Humorloos / IE683

0 stars 0 forks source link

Rewrite use case based on new datset selection #13

Closed Humorloos closed 2 years ago

subashp93 commented 2 years ago
                                Aggregating Netflix movie dataset information

For providing excellent service to customers, customer feedback plays a very important role. But customer feedback and inputs are susceptible to biases and measurement errors. Modern day business processes are aware of such limitations and therefore, rather these customer experience enhancing processes are designed around data driven insights. Netflix was one of the first services in online content streaming services to exploit such user data level insights to provide great recommendations. In our project we will aggregate and transform all the information of movies dataset on Netflix and supplement that with additional movie related information like revenues, directors, synopsis, genre, language, runtime etc. This integrated dataset will assist in providing Netflix users more enhanced movie recommendation experience. Also, this data will further assist in generating user level insights for different movies and will assist in de-confounding the reasons for successful movie streaming numbers.

For example, we can more accurately determine whether the user's movie streaming decision on Netflix depends on movie revenue, rotten tomatoes, availability on other streaming platforms etc. As more movie revenue might mean that users would have seen the movie in the theater and it probably is not wise to immediately make it available on the platform by paying heavy streaming rights. Also, with insights from movie release duration and review. we can find highly coveted movies that might not have been widely viewed. Clearly, these insights at user level or movie level data granularity will proffer great insightful explanations for enhancing user experience and business revenues processes as well. 

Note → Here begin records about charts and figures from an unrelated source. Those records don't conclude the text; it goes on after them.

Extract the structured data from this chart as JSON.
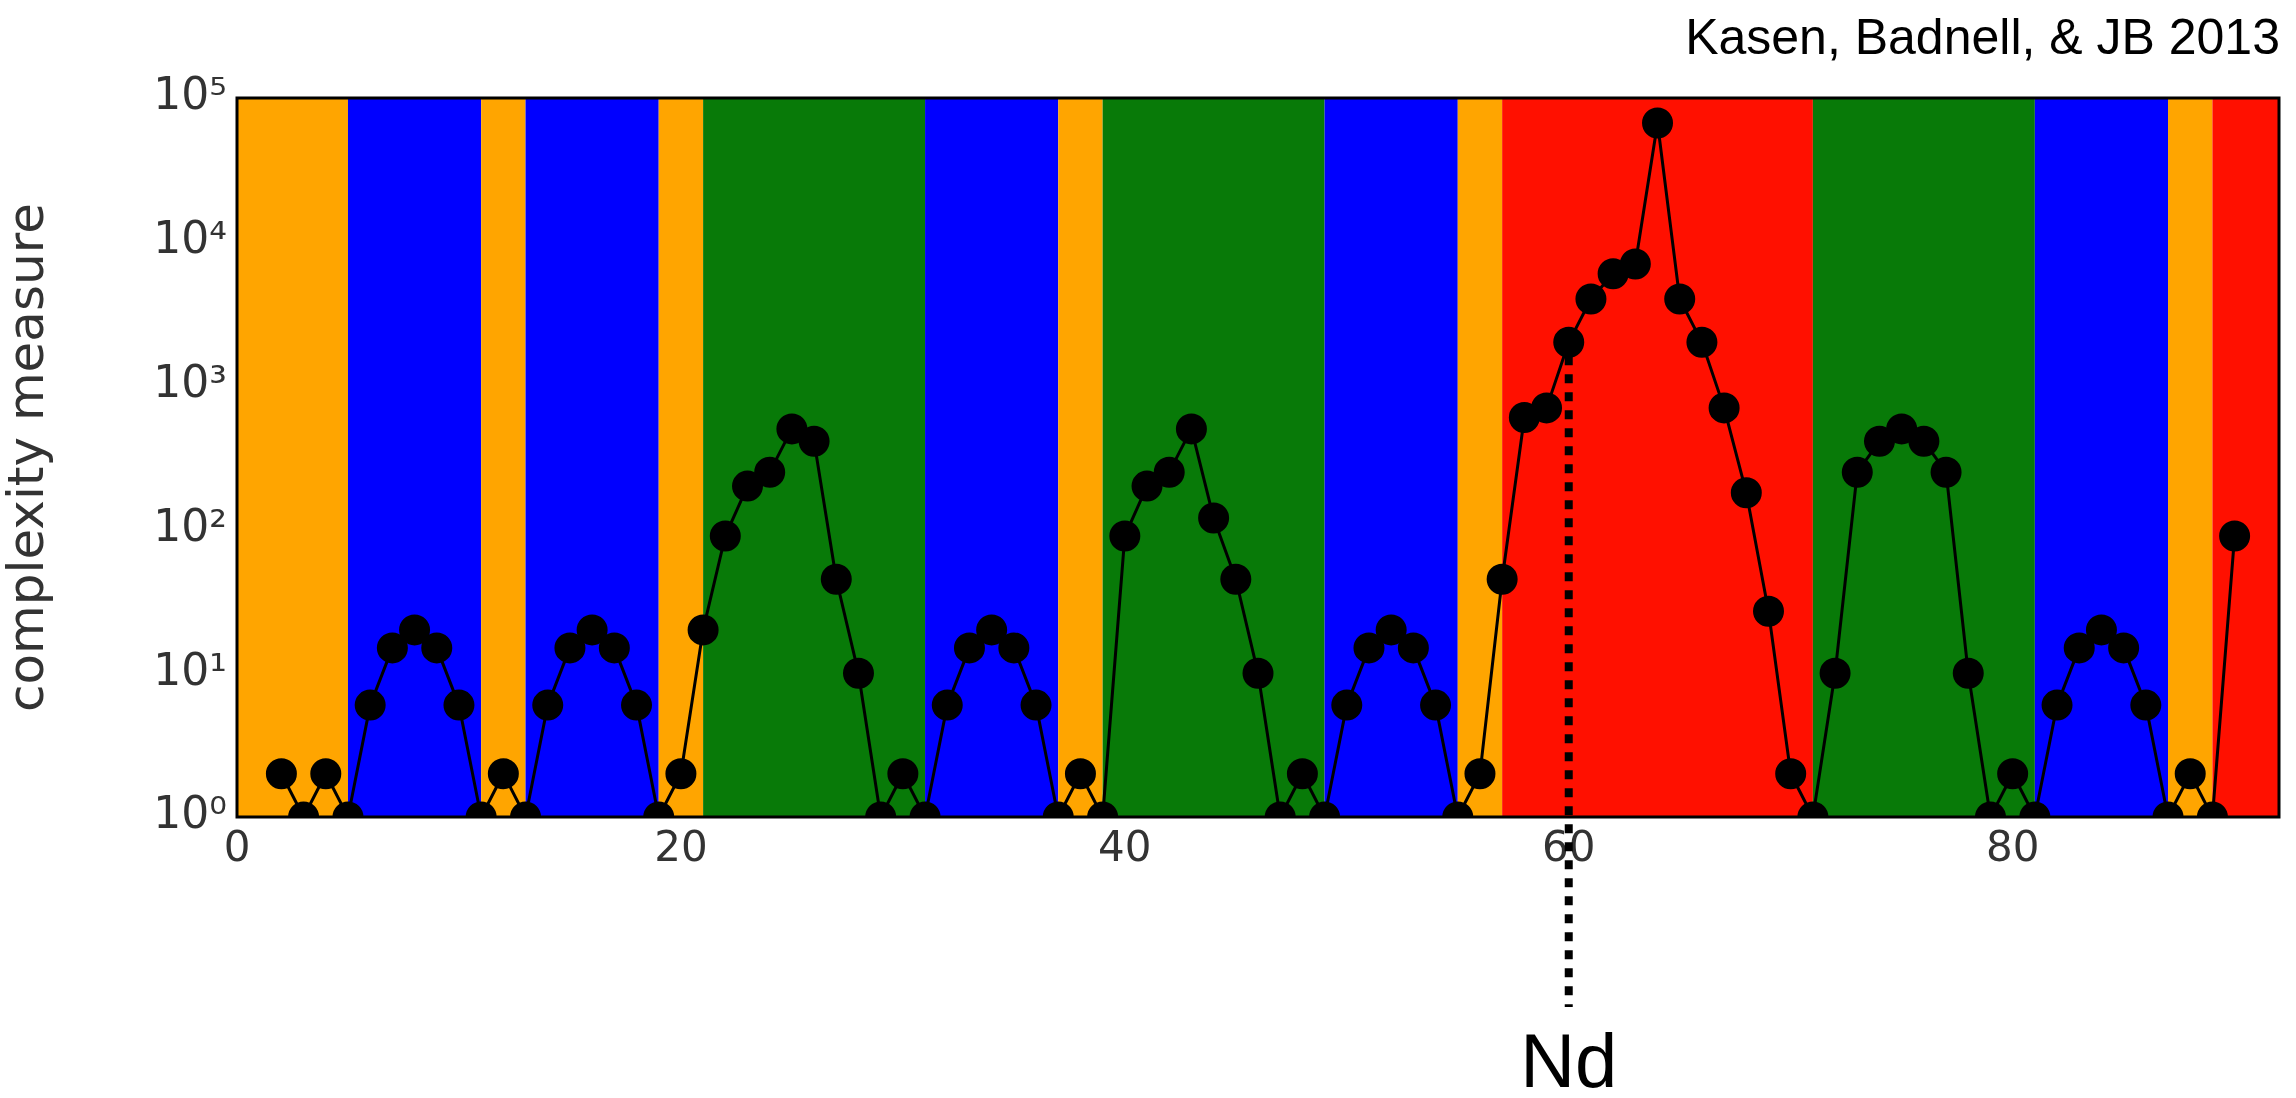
{
  "chart_data": {
    "type": "line",
    "ylabel": "complexity measure",
    "log": "y",
    "grid": false,
    "legend": false,
    "marker": "circle",
    "line_style": "solid",
    "xlim": [
      0,
      92
    ],
    "xticks": [
      0,
      20,
      40,
      60,
      80
    ],
    "ylim": [
      1,
      100000
    ],
    "yticks": [
      {
        "value": 1,
        "label": "10⁰"
      },
      {
        "value": 10,
        "label": "10¹"
      },
      {
        "value": 100,
        "label": "10²"
      },
      {
        "value": 1000,
        "label": "10³"
      },
      {
        "value": 10000,
        "label": "10⁴"
      },
      {
        "value": 100000,
        "label": "10⁵"
      }
    ],
    "x": [
      2,
      3,
      4,
      5,
      6,
      7,
      8,
      9,
      10,
      11,
      12,
      13,
      14,
      15,
      16,
      17,
      18,
      19,
      20,
      21,
      22,
      23,
      24,
      25,
      26,
      27,
      28,
      29,
      30,
      31,
      32,
      33,
      34,
      35,
      36,
      37,
      38,
      39,
      40,
      41,
      42,
      43,
      44,
      45,
      46,
      47,
      48,
      49,
      50,
      51,
      52,
      53,
      54,
      55,
      56,
      57,
      58,
      59,
      60,
      61,
      62,
      63,
      64,
      65,
      66,
      67,
      68,
      69,
      70,
      71,
      72,
      73,
      74,
      75,
      76,
      77,
      78,
      79,
      80,
      81,
      82,
      83,
      84,
      85,
      86,
      87,
      88,
      89,
      90
    ],
    "series": [
      {
        "color": "#000000",
        "values": [
          2,
          1,
          2,
          1,
          6,
          15,
          20,
          15,
          6,
          1,
          2,
          1,
          6,
          15,
          20,
          15,
          6,
          1,
          2,
          20,
          90,
          200,
          250,
          500,
          410,
          45,
          10,
          1,
          2,
          1,
          6,
          15,
          20,
          15,
          6,
          1,
          2,
          1,
          90,
          200,
          250,
          500,
          120,
          45,
          10,
          1,
          2,
          1,
          6,
          15,
          20,
          15,
          6,
          1,
          2,
          45,
          600,
          700,
          2000,
          4000,
          6000,
          7000,
          67000,
          4000,
          2000,
          700,
          180,
          27,
          2,
          1,
          10,
          250,
          410,
          500,
          410,
          250,
          10,
          1,
          2,
          1,
          6,
          15,
          20,
          15,
          6,
          1,
          2,
          1,
          90
        ]
      }
    ],
    "bands": [
      {
        "axis": "x",
        "from": 0,
        "to": 5,
        "color": "#ffa500"
      },
      {
        "axis": "x",
        "from": 5,
        "to": 11,
        "color": "#0000ff"
      },
      {
        "axis": "x",
        "from": 11,
        "to": 13,
        "color": "#ffa500"
      },
      {
        "axis": "x",
        "from": 13,
        "to": 19,
        "color": "#0000ff"
      },
      {
        "axis": "x",
        "from": 19,
        "to": 21,
        "color": "#ffa500"
      },
      {
        "axis": "x",
        "from": 21,
        "to": 31,
        "color": "#087a08"
      },
      {
        "axis": "x",
        "from": 31,
        "to": 37,
        "color": "#0000ff"
      },
      {
        "axis": "x",
        "from": 37,
        "to": 39,
        "color": "#ffa500"
      },
      {
        "axis": "x",
        "from": 39,
        "to": 49,
        "color": "#087a08"
      },
      {
        "axis": "x",
        "from": 49,
        "to": 55,
        "color": "#0000ff"
      },
      {
        "axis": "x",
        "from": 55,
        "to": 57,
        "color": "#ffa500"
      },
      {
        "axis": "x",
        "from": 57,
        "to": 71,
        "color": "#ff1000"
      },
      {
        "axis": "x",
        "from": 71,
        "to": 81,
        "color": "#087a08"
      },
      {
        "axis": "x",
        "from": 81,
        "to": 87,
        "color": "#0000ff"
      },
      {
        "axis": "x",
        "from": 87,
        "to": 89,
        "color": "#ffa500"
      },
      {
        "axis": "x",
        "from": 89,
        "to": 92,
        "color": "#ff1000"
      }
    ],
    "ref_lines": [
      {
        "axis": "x",
        "value": 60,
        "label": "Nd",
        "color": "#000000",
        "line_style": "dotted"
      }
    ],
    "annotations": [
      "Kasen, Badnell, & JB 2013"
    ]
  }
}
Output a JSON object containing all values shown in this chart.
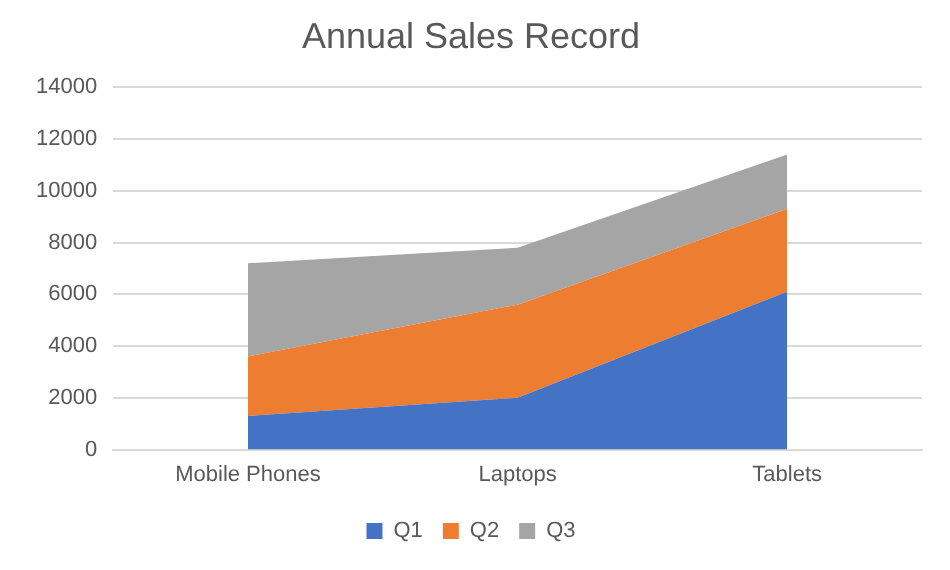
{
  "chart_data": {
    "type": "area",
    "title": "Annual Sales Record",
    "categories": [
      "Mobile Phones",
      "Laptops",
      "Tablets"
    ],
    "stacked": true,
    "series": [
      {
        "name": "Q1",
        "color": "#4472c4",
        "values": [
          1300,
          2000,
          6100
        ]
      },
      {
        "name": "Q2",
        "color": "#ed7d31",
        "values": [
          2300,
          3600,
          3200
        ]
      },
      {
        "name": "Q3",
        "color": "#a5a5a5",
        "values": [
          3600,
          2200,
          2100
        ]
      }
    ],
    "ylim": [
      0,
      14000
    ],
    "yticks": [
      0,
      2000,
      4000,
      6000,
      8000,
      10000,
      12000,
      14000
    ],
    "grid": "y",
    "legend": "bottom"
  }
}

For implementing this user data integration with movies attributes, we logically follow the relational joining process highlighted in Figure~\ref{fig1} below. All the Three major datasets that we are using are present in homogeneous \textit{csv} format and these datasets are accumulated at \textit{kaggle} with assistance from various API libraries. In the below section we further first elaborate on schema and basic profile for each dataset with Table~\ref{tab:datasets}. And secondly, we summarize the integrated schema and overlap with input schemata with Table~\ref{tab:integrated_schema}. 
ashishrana160796 commented 2 years ago

We have to remove the user related aspects from the discussion in the use case description @subashp93. Hence, I have rephrased the use case description even further to meet our requirements. Please, do look into it in proofreading stage and improve on it further if required.